(a) \(S_{n} = \frac{5n^{2}}{2} + \frac{5n}{2}\)
\(S_{1} = \frac{5(1^{2})}{2} + \frac{5(1)}{2} = 5 \implies T_{1} = 5\)
\(S_{2} = \frac{5(2^{2})}{2} + \frac{5(2)}{2} = 10 + 5 = 15\)
\(S_{3} = \frac{5(3^{2})}{2} + \frac{5(3)}{2} = 30\)
\(S_{4} = \frac{5(4^{2})}{2} + \frac{5(4)}{2} = 50\)
\(T_{2} = S_{2} - S_{1} = 15 - 5 = 10\)
\(T_{3} = S_{3} - S_{2} = 30 - 15 = 15\)
\(T_{4} = 50 - 30 = 20\)
The first four terms are 5, 10, 15 and 20.
This is a linear sequence with d = 5.
\(T_{n} = a + (n - 1)d\)
= \(5 + (n - 1)5 \implies T_{n} = 5 + 5n - 5 = 5n\)
(b) \(x^{2} + y^{2} - 10x - 8y + 25 = 0\)
For circle to touch x- axis, the distance from centre of circle to the x- axis must be equal to the radius.

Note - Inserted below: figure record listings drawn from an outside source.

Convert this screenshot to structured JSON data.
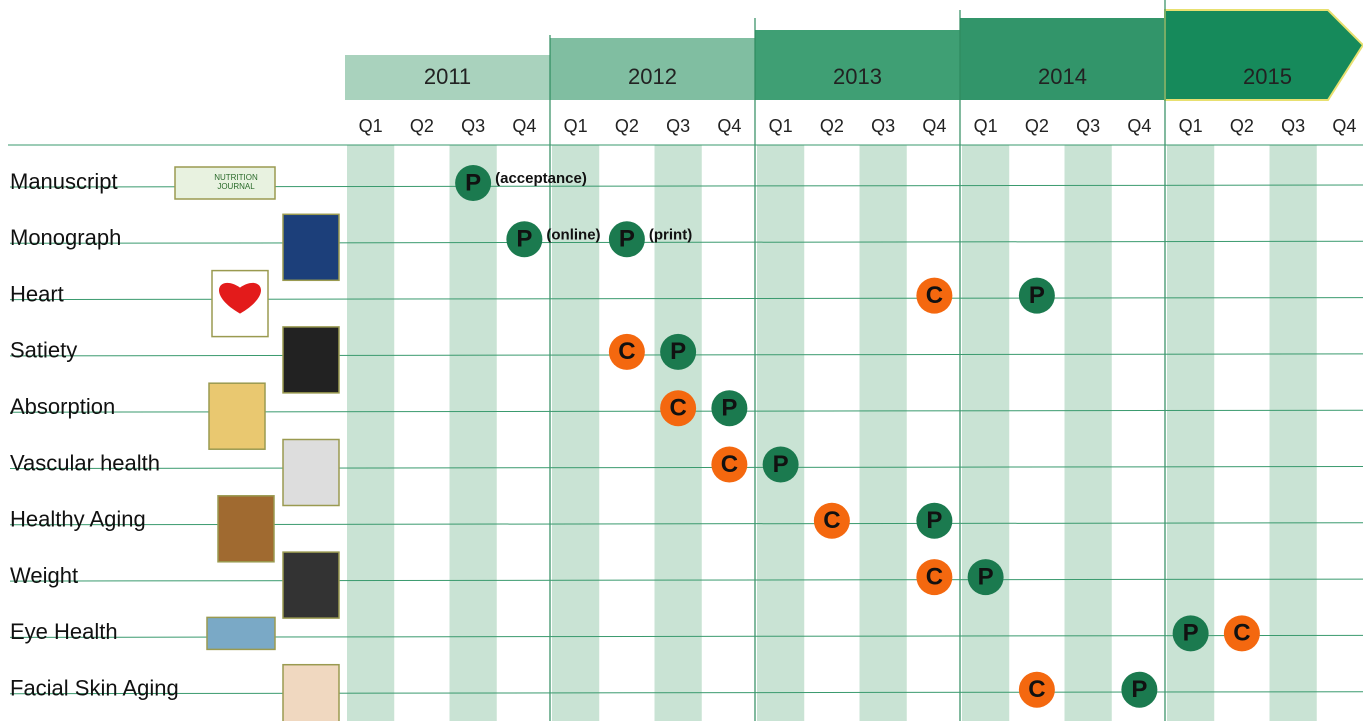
{
  "years": [
    "2011",
    "2012",
    "2013",
    "2014",
    "2015"
  ],
  "quarters": [
    "Q1",
    "Q2",
    "Q3",
    "Q4"
  ],
  "rows": [
    {
      "label": "Manuscript",
      "icon_text": [
        "NUTRITION",
        "JOURNAL"
      ],
      "events": [
        {
          "mark": "P",
          "year": "2011",
          "quarter": "Q3",
          "note": "(acceptance)"
        }
      ]
    },
    {
      "label": "Monograph",
      "events": [
        {
          "mark": "P",
          "year": "2011",
          "quarter": "Q4",
          "note": "(online)"
        },
        {
          "mark": "P",
          "year": "2012",
          "quarter": "Q2",
          "note": "(print)"
        }
      ]
    },
    {
      "label": "Heart",
      "events": [
        {
          "mark": "C",
          "year": "2013",
          "quarter": "Q4"
        },
        {
          "mark": "P",
          "year": "2014",
          "quarter": "Q2"
        }
      ]
    },
    {
      "label": "Satiety",
      "events": [
        {
          "mark": "C",
          "year": "2012",
          "quarter": "Q2"
        },
        {
          "mark": "P",
          "year": "2012",
          "quarter": "Q3"
        }
      ]
    },
    {
      "label": "Absorption",
      "events": [
        {
          "mark": "C",
          "year": "2012",
          "quarter": "Q3"
        },
        {
          "mark": "P",
          "year": "2012",
          "quarter": "Q4"
        }
      ]
    },
    {
      "label": "Vascular health",
      "events": [
        {
          "mark": "C",
          "year": "2012",
          "quarter": "Q4"
        },
        {
          "mark": "P",
          "year": "2013",
          "quarter": "Q1"
        }
      ]
    },
    {
      "label": "Healthy Aging",
      "events": [
        {
          "mark": "C",
          "year": "2013",
          "quarter": "Q2"
        },
        {
          "mark": "P",
          "year": "2013",
          "quarter": "Q4"
        }
      ]
    },
    {
      "label": "Weight",
      "events": [
        {
          "mark": "C",
          "year": "2013",
          "quarter": "Q4"
        },
        {
          "mark": "P",
          "year": "2014",
          "quarter": "Q1"
        }
      ]
    },
    {
      "label": "Eye Health",
      "events": [
        {
          "mark": "P",
          "year": "2015",
          "quarter": "Q1"
        },
        {
          "mark": "C",
          "year": "2015",
          "quarter": "Q2"
        }
      ]
    },
    {
      "label": "Facial Skin Aging",
      "events": [
        {
          "mark": "C",
          "year": "2014",
          "quarter": "Q2"
        },
        {
          "mark": "P",
          "year": "2014",
          "quarter": "Q4"
        }
      ]
    }
  ]
}
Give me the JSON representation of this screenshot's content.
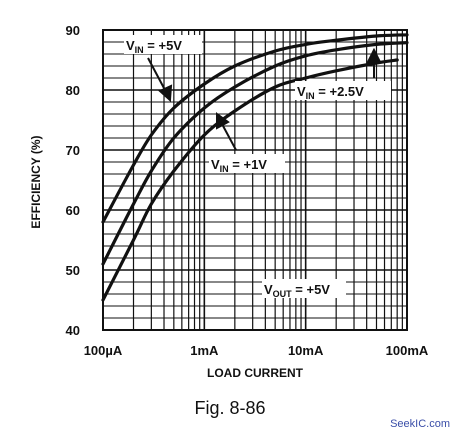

\(x^{2} + y^{2} - 10x - 8y + 25 = 0\)
\(2g = -10, g = -5\)
\(2f = -8 , f = -4\)
Centre = (-g, -f) = (5, 4).
\(Radius = \sqrt{g^{2} + f^{2} - c} = \sqrt{(-5)^{2} + (-4)^{2} - 25} = 4\)

\(|PQ| = \sqrt{4^{2}} = 4\)
Since PQ = radius, circle touches x- axis.